British DJ-turned actor, Idris Elba is currently one of Hollywood’s most revered actors, having featured in several box office hits since breaking onto the American movie scene.
Currently in the middle of shooting movie roles for upcoming movies, The Dark Tower (in theaters Feb. 17, 2017) and Thor: Ragnarok (in theaters Nov. 3, 2017), Idris is scared he might just run himself ragged.
‘It’s unhealthy to have that much going on,’ he said to Interview magazine in its August 2016 issue. ‘I don’t want to sound ungrateful or anything, but I sleep less, I’m constantly thinking, I’m constantly multitasking, and I really don’t know what the effects are going to be when I’m older. I don’t ever stop. Not because I’m greedy or anything, but I’m always creating, debating with the part of my brain that is dormant.
‘Wondering how I can move in and create a bit more space and take a bit more time. But it’s almost like the more I achieve, the more capacity I have to achieve. I do worry sometimes about whether I’m going to burn out.
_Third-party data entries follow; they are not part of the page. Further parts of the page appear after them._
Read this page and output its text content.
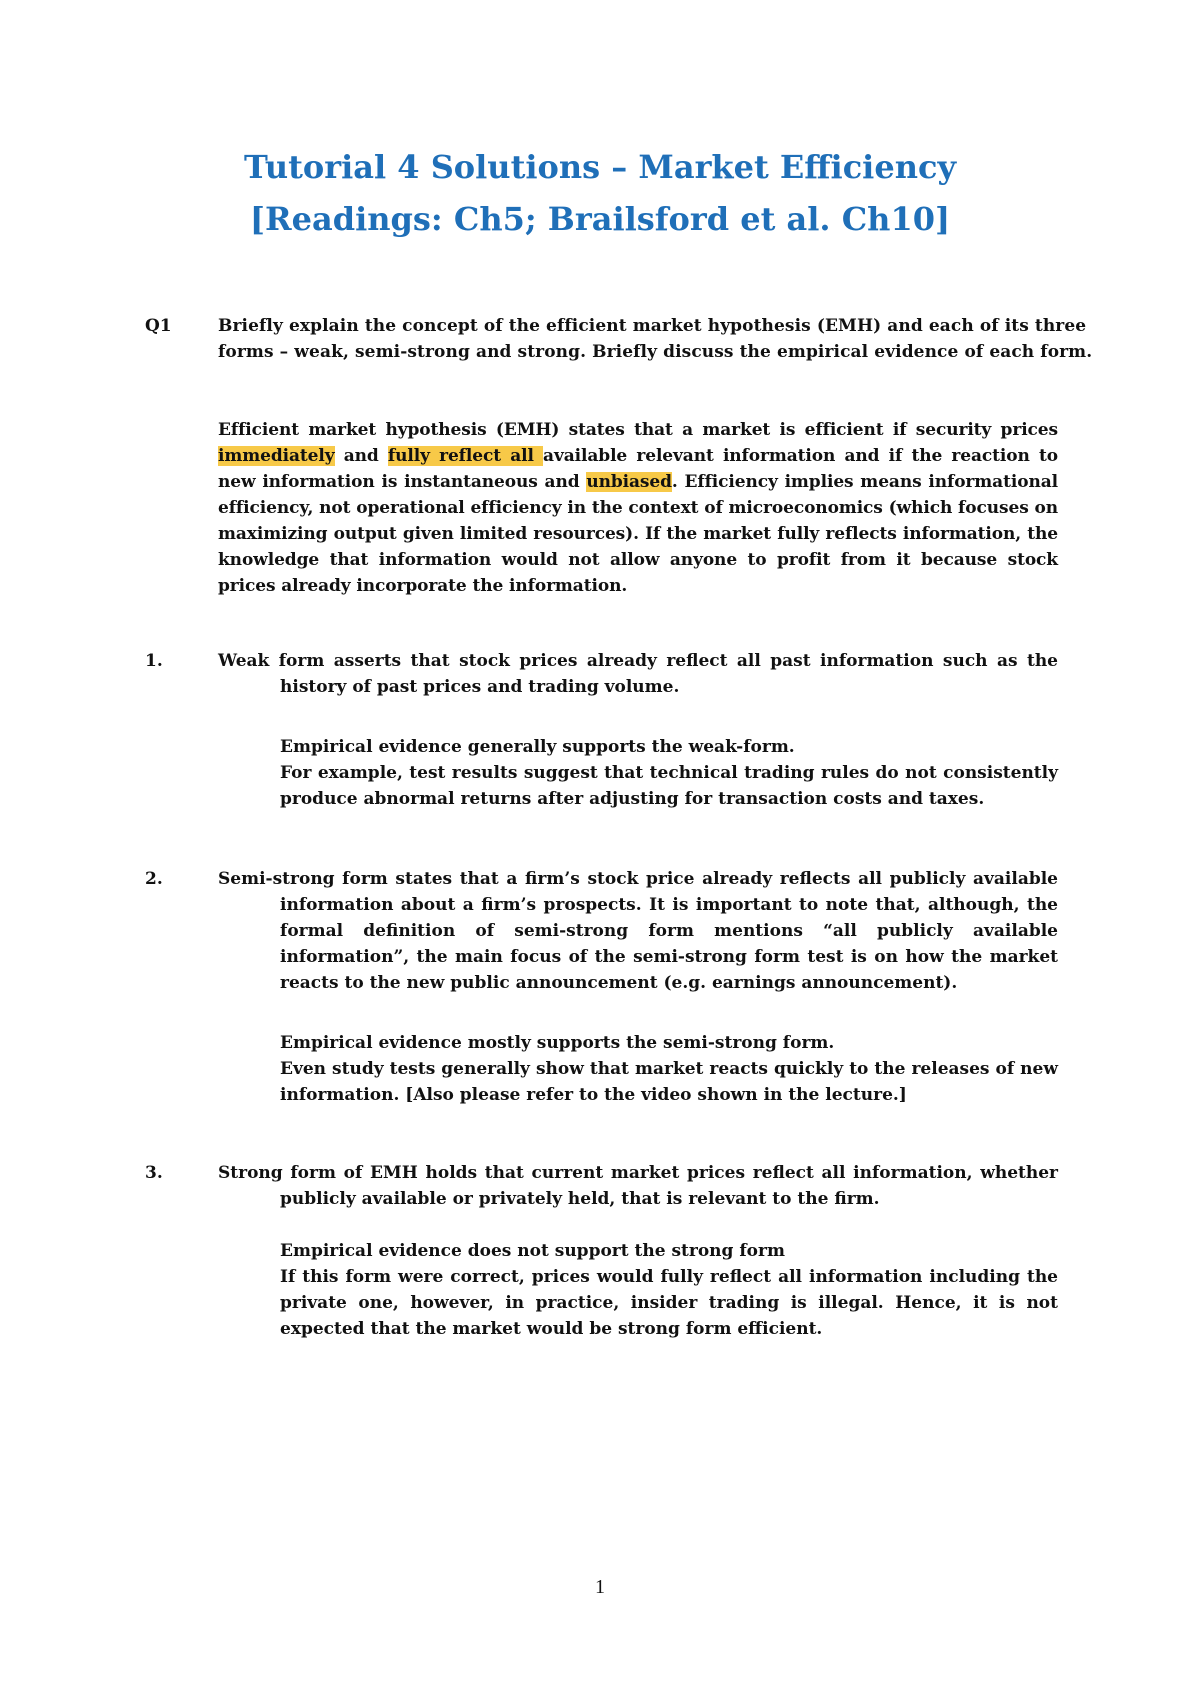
Tutorial 4 Solutions – Market Efficiency
[Readings: Ch5; Brailsford et al. Ch10]
Q1	Briefly explain the concept of the efficient market hypothesis (EMH) and each of its three forms – weak, semi-strong and strong. Briefly discuss the empirical evidence of each form.
Efficient market hypothesis (EMH) states that a market is efficient if security prices immediately and fully reflect all available relevant information and if the reaction to new information is instantaneous and unbiased. Efficiency implies means informational efficiency, not operational efficiency in the context of microeconomics (which focuses on maximizing output given limited resources). If the market fully reflects information, the knowledge that information would not allow anyone to profit from it because stock prices already incorporate the information.
1.	Weak form asserts that stock prices already reflect all past information such as the
history of past prices and trading volume.
Empirical evidence generally supports the weak-form.
For example, test results suggest that technical trading rules do not consistently produce abnormal returns after adjusting for transaction costs and taxes.
2.	Semi-strong form states that a firm’s stock price already reflects all publicly available
information about a firm’s prospects. It is important to note that, although, the formal definition of semi-strong form mentions “all publicly available information”, the main focus of the semi-strong form test is on how the market reacts to the new public announcement (e.g. earnings announcement).
Empirical evidence mostly supports the semi-strong form.
Even study tests generally show that market reacts quickly to the releases of new information. [Also please refer to the video shown in the lecture.]
3.	Strong form of EMH holds that current market prices reflect all information, whether
publicly available or privately held, that is relevant to the firm.
Empirical evidence does not support the strong form
If this form were correct, prices would fully reflect all information including the private one, however, in practice, insider trading is illegal. Hence, it is not expected that the market would be strong form efficient.
1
Not burn myself out, but burn my art out, with audiences going, ‘Ah, yeah, I’ve seen enough now, thanks very much.’
Reflecting on his passion for the turntable and how his acting career took a toll on the frequency at which he played, Elba also known as DJ Big Driis says he is now embracing his first love once again.
‘Once I got The Wire, my life changed. I couldn’t DJ as much and I couldn’t take it seriously because my career as an actor was just getting to a place where I was finally making it in America. I wanted to be on American TV so much. I didn’t park DJ’ing; I just sort of ended up becoming more of a studio guy,’ he tells Interview‘s Jon Favreau who directed him in The Jungle Book.
‘I had a bit more money and I could buy every little piece of equipment and drum machine that had just come out-I’ve got quite a collection now-and I continued to collect music.’
‘About five years ago, my career blossomed, but I really missed being out on the road, DJ’ing,’ Elba further said. ‘So I started picking up gigs here and there, and what occurred to me really quickly was that I was going to water down my passion for DJ’ing, because the type of gigs I was getting were celebrity DJ work, and that just didn’t sit right.
‘So I made a decision about five years ago to really do it properly, to do it at that level I had never done it, but take it seriously and not ride the coattails of being an actor. It took a while because I had to take my time to introduce myself into that world: doing remixes, being taken seriously,’ the 43-year-old Mandela: Long Walk to Freedom actor said of his return to disc jockeying.